Au niveau international d’abord, la très forte réduction du traffic aérien a quasiment gelé la mobilité des personnes. Les vols sont réservés aux échanges commerciaux ou n’intéressent plus que des aventuriers suffisamment riches pour se payer un billet. Les causes en sont :

  • la multiplication des actes de terrorisme,
  • les mesures de Restriction Durable pour l’environnement,
  • le désintérêt des particuliers pour le tourisme : la plupart des gens continuent de voyager mais depuis chez eux, grâce au wii-lib.

Parallèlement, la disparition d’un système international ordonné ainsi que les flux sauvages de migration causés par les catastrophes naturelles, ont vu les frontières se recloisonner.

Au niveau des villes, l’activité extérieure s’est réduite également. En milieu urbain, pour des raisons de Restriction Durable, les voitures sont exclusivement réservées à certains corps de métiers et aux quelques élus habilités. Pour les autres, là encore le wii-lib permet de bouger en restant chez soi. Il faut dire qu’on n’a plus guère l’envie de sortir. La réalité partielle a salement appauvri l’environnement extérieur, notamment urbain. Et Internet et le tout-à-domicile ont annulé beaucoup de raisons de mettre le nez dehors. Une grande partie des boutiques et de la distribution a purement et simplement disparu. Il subsiste quelques superettes et magasins automatiques. Les gens habitent des maisons autarciques dont ils n’ont presque plus besoin de sortir : travail, nourriture, biens de consommation, biens culturels, contacts humains, tout est « dématérialisé » et passe par le web.

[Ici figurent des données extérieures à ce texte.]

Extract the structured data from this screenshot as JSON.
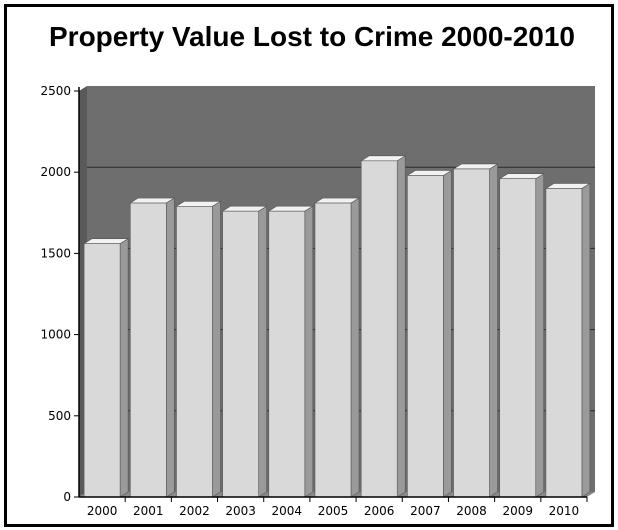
{
  "title": "Property Value Lost to Crime 2000-2010",
  "colors": {
    "plot_background": "#6e6e6e",
    "bar_front": "#d9d9d9",
    "bar_top": "#f2f2f2",
    "bar_side": "#9a9a9a",
    "gridline": "#2a2a2a"
  },
  "chart_data": {
    "type": "bar",
    "title": "Property Value Lost to Crime 2000-2010",
    "xlabel": "",
    "ylabel": "",
    "categories": [
      "2000",
      "2001",
      "2002",
      "2003",
      "2004",
      "2005",
      "2006",
      "2007",
      "2008",
      "2009",
      "2010"
    ],
    "values": [
      1560,
      1810,
      1790,
      1760,
      1760,
      1810,
      2070,
      1980,
      2020,
      1960,
      1900
    ],
    "ylim": [
      0,
      2500
    ],
    "yticks": [
      "0",
      "500",
      "1000",
      "1500",
      "2000",
      "2500"
    ],
    "grid": true,
    "legend": "none"
  }
}
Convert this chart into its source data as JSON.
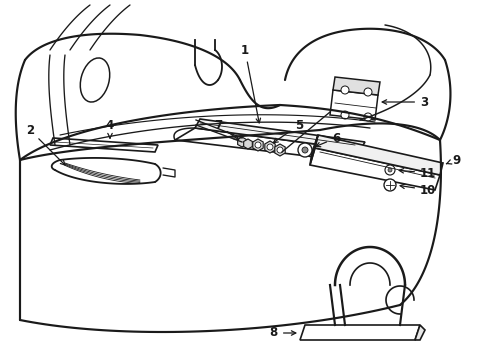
{
  "background_color": "#ffffff",
  "line_color": "#1a1a1a",
  "line_width": 1.2,
  "figure_width": 4.89,
  "figure_height": 3.6,
  "dpi": 100
}
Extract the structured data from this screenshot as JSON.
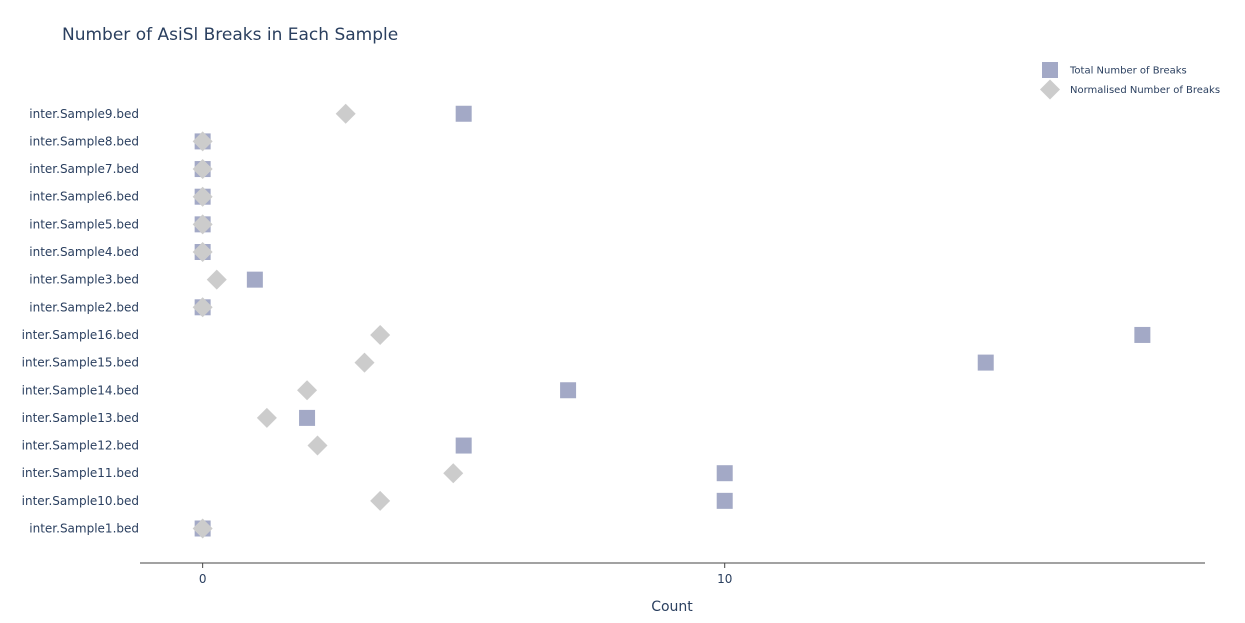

Ce rétrécissement de la vie publique a entraîné une inévitable réduction des services publics, progressivement remplacés par des institutions privées. L’ordre et la sécurité sont par exemple assurés par des milices mises à disposition par des multinationales. Plus de services publics, plus d’impôts, plus de droits ni de devoirs civiques… Nous sommes petit à petit retournés à des conditions de vie « féodales ». En quelques décennies, se sont développés de grands ghettos et des villes-forteresses, qui garantissent la sécurité de leurs adhérents comme le faisaient les seigneuries, et qui se font la guerre, ou s’allient pour faire la guerre à d’autres cités ou aggrégations de cités. En dehors de ces villes-forteresses, qui établissent en leur sein un droit relatif, c’est la jungle.